When NASBA launched the website on October 24th, we knew it would help our member boards not only showcase their states' accountants, but also the strong oversight they provide to those individuals. This is one of the most important things the boards do, and CPAverify showcases those efforts to the public.

As a public-facing side to NASBA's Accountancy Licensee Database, or ALD, CPAverify provides anyone with the opportunity to quickly and easily research a CPA and find out if they are up to date with their licensing requirements, as well as discover if there have been any disciplinary actions taken against them. This information has been compiled at NASBA for years as a part of the ALD. We are now turning that data outward to achieve what we feel is our No. 1 mandate, that of protecting and promoting the public interest.

We were able to initially launch the site with data from more than 20 of our 55 member boards of accountancy. We knew that some boards weren't able to come on at the outset due to some technological limitations, and we have been working diligently with them to get those issues resolved. In other cases, it's been a matter of having the resources to invest in the needed IT, and we've been helping out there as well.

Still, some boards may be reluctant to take part in ALD and CPAverify. They feel that this information is available from them, and that the public can obtain it by contacting them directly. That may be true, but giving the public an easy way to get to the data about a CPA's credentials across state lines is a great way to highlight the boards' oversight role to the public at large. We have the technology; why not put it into the hands of the people who are supposed to be benefiting from the regulations on our industry? Let them determine quickly, and on their own, if this CPA they're looking to hire has been behaving.

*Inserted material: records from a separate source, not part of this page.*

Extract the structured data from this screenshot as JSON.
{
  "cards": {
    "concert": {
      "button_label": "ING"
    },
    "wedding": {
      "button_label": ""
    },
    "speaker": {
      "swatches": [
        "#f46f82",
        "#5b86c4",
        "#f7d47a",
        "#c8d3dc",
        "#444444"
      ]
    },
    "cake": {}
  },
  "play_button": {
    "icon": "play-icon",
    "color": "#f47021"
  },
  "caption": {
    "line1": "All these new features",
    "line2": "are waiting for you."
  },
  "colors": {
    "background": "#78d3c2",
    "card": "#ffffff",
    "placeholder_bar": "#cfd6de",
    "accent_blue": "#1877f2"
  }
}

We encourage all of our boards to fully participate, providing all the data that both ALD and CPAverify need to be most effective. This is a very high-profile project, and its benefits are many. Perhaps most importantly in today's climate, there's a lot of pressure on legislatures to get rid of what's seen as unnecessary oversight and regulatory bodies. If boards want to be relevant, they need to get what they do out to the public that they're supposed to protect. CPAverify does that.

In the final analysis, CPAverify is only about making sure the public has a way to find out whether or not a CPA that they wish to engage, or that they have questions about, is in good standing with his or her state board. There is nothing sneaky about it. The information exists; this just gives the public access to it.

The boards are very proud of their CPAs. This is a way to show not only that these CPAs can be trusted, but that the state boards are actively involved in making sure that the accounting profession is operating as effectively, efficiently and honestly as possible.